Random Thoughts on Exotic West
This piece was composed by Wang Jianmin in 1996 based on some elements of folk music in Xinjiang. The complex beats and quick-changing tempo are typical of the music in the Western territory. The quick plucking and percussion techniques, coupled with appropriate variations of power, tempo and feelings, illustrate the haunting beauty of the land and the festive scenes of the joyous people there.
Three Variations on Plum Blossom
Traditional, arr. Weishan Liu
This old classic was originally composed for the famed flutist Wang Huizhi by Huan Yi, a victorious general in the Feishui War during the Jin Dynasty (280 – 300 AD). It was adapted for guqin by Yan Shigu in the Tang Dynasty (618-881 AD). It is known for its forceful tempo and feisty melody. The version you will hear this afternoon is Weishan Liu's improvisation as co-performed with Liu Le.
Liu Le is a graduate student at the Shanghai Conservatory of Music. He has been under the tutelage of Professor Wang Wei, the famed guzheng performer and educator. He was born in 1985 in Xiangtan, Hunan Province, China. He began studying guzheng at age 7 under teachers Li Minmin and Li Lei and first performed on stage at age 8. In 1998, he entered, as the top-ranked student, the auxiliary middle school of the Wuhan Music Institute, and studied guzheng from several experts such as Zhao Yi, Wang Ting, and Wang Yun. He won the top-level scholarship four times, and was admitted into the Conservatory without having to go through the examination process. While at the Shanghai Conservatory of Music, he was awarded several scholarships and again went straight to graduate school without further qualification.
Liu Le has entered several competitions and won several prizes, including the "Golden Bell Award" which is the most prestigious music award in China, and the one-and-only "Contemporary Composition Performance Award."

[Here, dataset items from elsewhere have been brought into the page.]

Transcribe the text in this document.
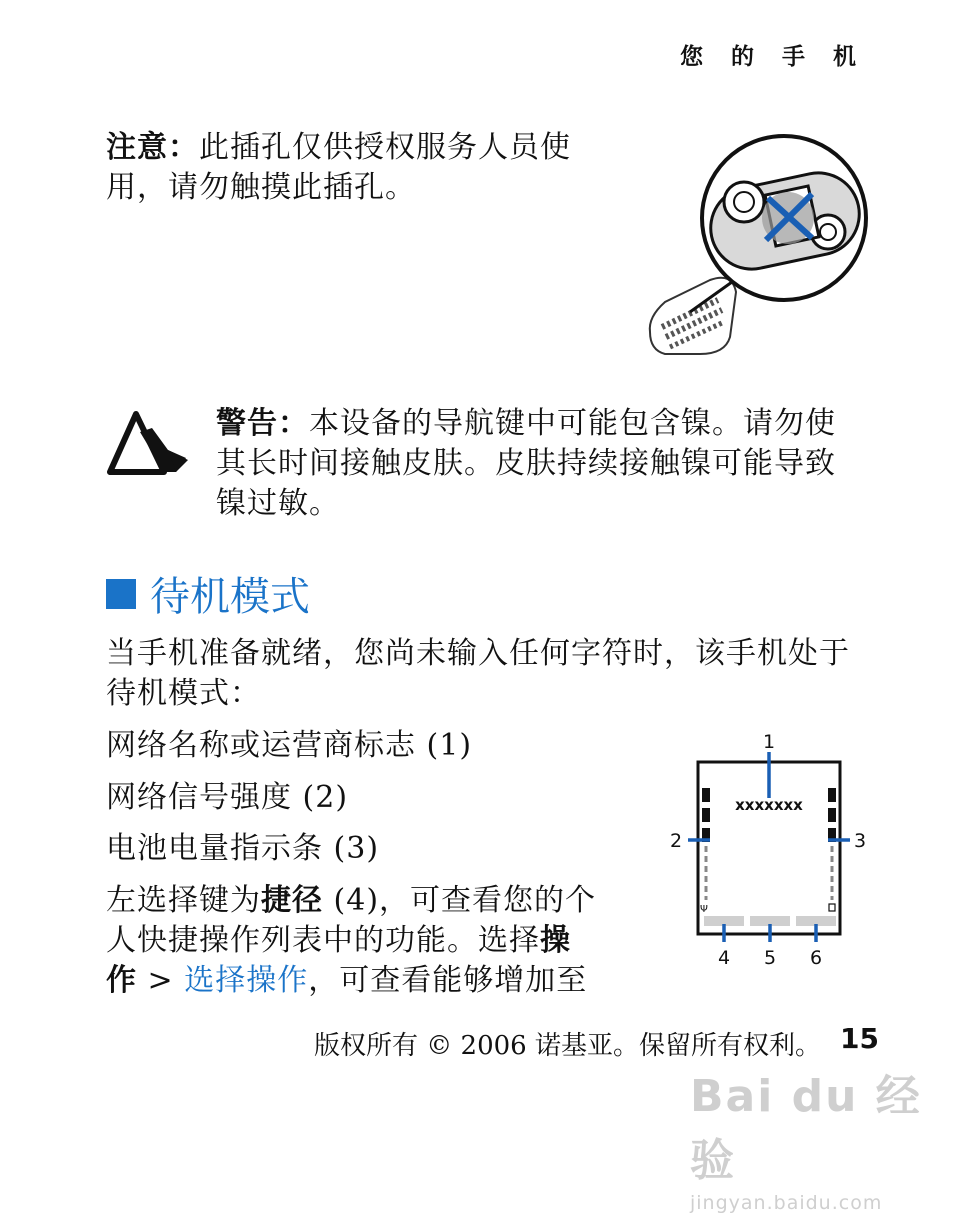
您 的 手 机
注意：此插孔仅供授权服务人员使
用，请勿触摸此插孔。
警告：本设备的导航键中可能包含镍。请勿使
其长时间接触皮肤。皮肤持续接触镍可能导致
镍过敏。
待机模式
当手机准备就绪，您尚未输入任何字符时，该手机处于
待机模式：
网络名称或运营商标志 (1)
网络信号强度 (2)
电池电量指示条 (3)
左选择键为捷径 (4)，可查看您的个
人快捷操作列表中的功能。选择操
作 > 选择操作，可查看能够增加至
Ψ
xxxxxxx
1
2	3
4 5 6
版权所有 © 2006 诺基亚。保留所有权利。 15
Bai du 经验
jingyan.baidu.com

Liu Le has been invited to perform with symphony orchestras all over the world, including those in France, Germany, Sweden, United States, Denmark, Finland, Belgium, Luxembourg, Singapore and Shanghai. He soloed the world premiere of at least 10 guzheng pieces by composers from China and abroad, including concertos such as "Deep Heart", "Ballad of the Enchanting Lotus"; and several symphonic concertos such as "Ouvertures", "Green Tea, Earthquakes and Unyielding Tenacity". In addition, he composed or arranged several guzheng pieces, such as "Sleeve Dance Fantasies", " Deep Courtyard – an Anthology", "Southward Dancer", and "Vibrant Lights and Shadows." Liu Le has visited many countries, participated in many international music festivals, lectured at many universities internationally, and has staged the only authorized solo concert in the program series at the famous"50th Anniversary of the Spring of Shanghai International Music Festival." Liu Le's expert skills and on-stage charisma are widely acclaimed in media coverage, and he himself has been interviewed by numerous radios, newspapers, and TV stations all over the world.
In performing guzheng, Liu Le's on-stage charisma is unique. He is masterful whether playing a forceful passage or when it calls for something sentimental. His music reflects a lot of his own personal touches, which makes it even more inspirational and captivating. His desire to incorporate the best of Chinese and Western music and to set his sights on the world stage, the disciplined teachings of his mentors, his thirst for knowledge and improvements, his diversified repertoire for his performance, have all combined to make Liu Le's guzheng performance better and better every day. While holding firm on maintaining traditions, he is also bringing in new concepts of the younger generation to the age-old guzheng, and thereby making him the cream of the crop of excellent young guzheng performers today.